Restructure base85 unit tests to support inlining and multiple encoding pathways
ClosedPublic
Actions

Authored by epriestley on Apr 25 2018, 2:33 PM.

Details

Reviewers

amckinley

Maniphest Tasks

T13130: Plans: 2018 Week 17/18 Bonus Content

Commits

rARCbcab677a7a8c: Restructure base85 unit tests to support inlining and multiple encoding pathways

Summary

Ref T13130. I want to take a crack at improving performance here, but two possible approaches (inlining the actual encoding; using integers if they're big enough) aren't easy to test right now.

Restructure the tests so they can support these kinds of refactoring.

The "32bit" and "64bit" modes currently do the same thing, but I expect to introduce introduce separate encoding pathways in a future change, if the profiler says it actually helps.

(I'll hold this and everything that comes after it until I make meaningful performance improvements.)

Test Plan

Ran arc unit, got passes on tests.

Diff Detail

Repository

rARC Arcanist

Lint

Lint Not Applicable

Unit

Tests Not Applicable

Event Timeline

epriestley created this revision.Apr 25 2018, 2:33 PM

Harbormaster completed remote builds in B20229: Diff 46420.Apr 25 2018, 2:33 PM

epriestley requested review of this revision.Apr 25 2018, 2:33 PM

epriestley mentioned this in D19408: Slightly improve base85 performance for 64-bit systems.Apr 25 2018, 4:30 PM

epriestley mentioned this in T2312: Modifying PHP.Apr 25 2018, 4:31 PM

Why do all the lines in the expect files start with z now?

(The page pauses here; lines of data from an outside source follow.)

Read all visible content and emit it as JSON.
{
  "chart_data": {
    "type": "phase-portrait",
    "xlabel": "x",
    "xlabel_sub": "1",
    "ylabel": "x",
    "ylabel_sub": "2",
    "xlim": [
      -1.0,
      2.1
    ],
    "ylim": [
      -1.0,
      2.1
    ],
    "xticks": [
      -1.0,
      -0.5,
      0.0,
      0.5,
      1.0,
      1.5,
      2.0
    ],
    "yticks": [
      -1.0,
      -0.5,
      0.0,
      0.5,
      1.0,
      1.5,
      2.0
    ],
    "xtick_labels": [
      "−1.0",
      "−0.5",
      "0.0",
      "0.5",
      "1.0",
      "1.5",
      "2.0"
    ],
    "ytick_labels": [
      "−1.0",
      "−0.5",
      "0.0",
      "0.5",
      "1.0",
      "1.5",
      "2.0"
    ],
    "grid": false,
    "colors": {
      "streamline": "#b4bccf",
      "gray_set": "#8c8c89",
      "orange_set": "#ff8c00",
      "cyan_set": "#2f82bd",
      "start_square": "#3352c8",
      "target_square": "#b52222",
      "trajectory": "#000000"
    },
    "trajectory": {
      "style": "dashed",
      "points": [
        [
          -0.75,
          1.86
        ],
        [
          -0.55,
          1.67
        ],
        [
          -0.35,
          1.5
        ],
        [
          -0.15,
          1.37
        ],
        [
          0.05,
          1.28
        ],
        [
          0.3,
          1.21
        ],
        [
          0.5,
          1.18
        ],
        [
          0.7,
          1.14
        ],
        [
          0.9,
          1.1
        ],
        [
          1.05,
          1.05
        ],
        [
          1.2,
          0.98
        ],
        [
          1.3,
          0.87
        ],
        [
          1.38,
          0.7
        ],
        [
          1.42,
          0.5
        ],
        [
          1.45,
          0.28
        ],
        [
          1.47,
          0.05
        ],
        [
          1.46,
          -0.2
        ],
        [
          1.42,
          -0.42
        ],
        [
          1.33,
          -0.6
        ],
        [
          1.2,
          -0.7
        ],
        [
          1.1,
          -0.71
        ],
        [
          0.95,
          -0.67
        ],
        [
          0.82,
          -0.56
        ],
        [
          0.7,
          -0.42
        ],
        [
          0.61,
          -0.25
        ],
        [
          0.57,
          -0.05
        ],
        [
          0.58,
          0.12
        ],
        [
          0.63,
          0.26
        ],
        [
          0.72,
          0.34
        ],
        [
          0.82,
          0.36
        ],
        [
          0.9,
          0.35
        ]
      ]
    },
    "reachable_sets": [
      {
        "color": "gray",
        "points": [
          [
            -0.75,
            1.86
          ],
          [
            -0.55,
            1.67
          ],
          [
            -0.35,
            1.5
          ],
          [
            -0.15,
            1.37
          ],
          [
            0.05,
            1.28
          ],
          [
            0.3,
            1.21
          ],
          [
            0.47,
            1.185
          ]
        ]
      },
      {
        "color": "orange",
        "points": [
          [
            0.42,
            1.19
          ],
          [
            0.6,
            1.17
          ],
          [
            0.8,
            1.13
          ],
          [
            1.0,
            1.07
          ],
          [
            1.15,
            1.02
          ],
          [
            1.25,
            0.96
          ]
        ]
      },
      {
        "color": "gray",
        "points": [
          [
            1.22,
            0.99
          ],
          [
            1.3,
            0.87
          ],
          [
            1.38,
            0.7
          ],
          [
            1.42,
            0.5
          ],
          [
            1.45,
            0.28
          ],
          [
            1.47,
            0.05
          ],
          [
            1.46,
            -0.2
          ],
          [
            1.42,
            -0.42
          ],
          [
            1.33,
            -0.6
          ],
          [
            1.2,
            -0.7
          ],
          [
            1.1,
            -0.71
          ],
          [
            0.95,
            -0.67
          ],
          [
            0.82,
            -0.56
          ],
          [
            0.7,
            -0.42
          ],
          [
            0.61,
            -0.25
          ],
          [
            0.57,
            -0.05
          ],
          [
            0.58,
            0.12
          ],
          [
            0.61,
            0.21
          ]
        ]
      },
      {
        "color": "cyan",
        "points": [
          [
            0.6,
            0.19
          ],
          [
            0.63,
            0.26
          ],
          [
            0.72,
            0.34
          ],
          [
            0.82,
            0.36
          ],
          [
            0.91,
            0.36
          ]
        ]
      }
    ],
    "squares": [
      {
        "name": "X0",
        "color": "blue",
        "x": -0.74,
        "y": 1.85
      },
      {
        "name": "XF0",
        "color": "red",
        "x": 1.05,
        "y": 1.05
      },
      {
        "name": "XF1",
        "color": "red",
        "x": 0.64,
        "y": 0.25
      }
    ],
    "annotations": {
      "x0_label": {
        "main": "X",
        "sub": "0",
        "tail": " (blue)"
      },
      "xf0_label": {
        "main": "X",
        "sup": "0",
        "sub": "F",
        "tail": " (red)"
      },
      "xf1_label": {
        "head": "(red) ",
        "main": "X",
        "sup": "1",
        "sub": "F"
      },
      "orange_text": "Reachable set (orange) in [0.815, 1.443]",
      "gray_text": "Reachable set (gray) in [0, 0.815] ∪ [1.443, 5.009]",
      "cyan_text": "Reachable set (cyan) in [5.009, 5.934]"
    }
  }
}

src/parser/__tests__/ArcanistBundleTestCase.php
957	My kingdom for an #IFDEF! I googled for a second, and I'm shocked to learn that this is apparently the standard way to detect a 64-bit OS ¯\_(ツ)_/¯

This revision is now accepted and ready to land.Apr 25 2018, 4:57 PM

The "z" just means "this line has 52 more bytes encoded on it". If you look carefully, the last lines in the file actually have a different marker, meaning "this line has (some specific number of bytes smaller than 52) on it" (e.g., "y" = 51, "x" = 50, something like that).

The reason it needs this is that it always produces output in 5-byte chunks, so the output for these inputs is exactly the same:

X<eof>
X\0<eof>
X\0\0<eof>
X\0\0\0<eof>

Say that output is "ABCDE". The encoder will produce something like this:

X<eof>       -> aABCDE
X\0<eof>     -> bABCDE
X\0\0<eof>   -> cABCDE
X\0\0\0<eof> -> dABCDE

The "number of bytes on this line" marker lets the decoder later figure out how many trailing NULL bytes it needs to stick on the end. This is a bit simplified, but I think it's roughly what's going on. The "z" thing is also maybe kind of a checksum to help tell if the file got damaged in transit?

Before, we were just testing base85($data), but now we're testing kind-of-format-as-a-git-patch(base85($data)) so that I can inline base85() later.

The behavior of kind-of-format-as-a-git-patch(...) is to break the data into 52-character lines, encode them, then stick "z" in front of each of them (if the line has 52 bytes worth of data) or some other character (if it has fewer), so that's why the new stuff is line-wrapped and has a bunch of "z". The actual text should otherwise be the same.

src/parser/__tests__/ArcanistBundleTestCase.php
957	We could do something like `define('IS_64_BIT', PHP_INT_SIZE >= 8);` but I'm hesitant to start using `define()` for anything. Or we could do something like `phutil_is_64bit()`, but I think we only do this in ~4 places (two here, two around newsfeed?) and it seems unlikely to break.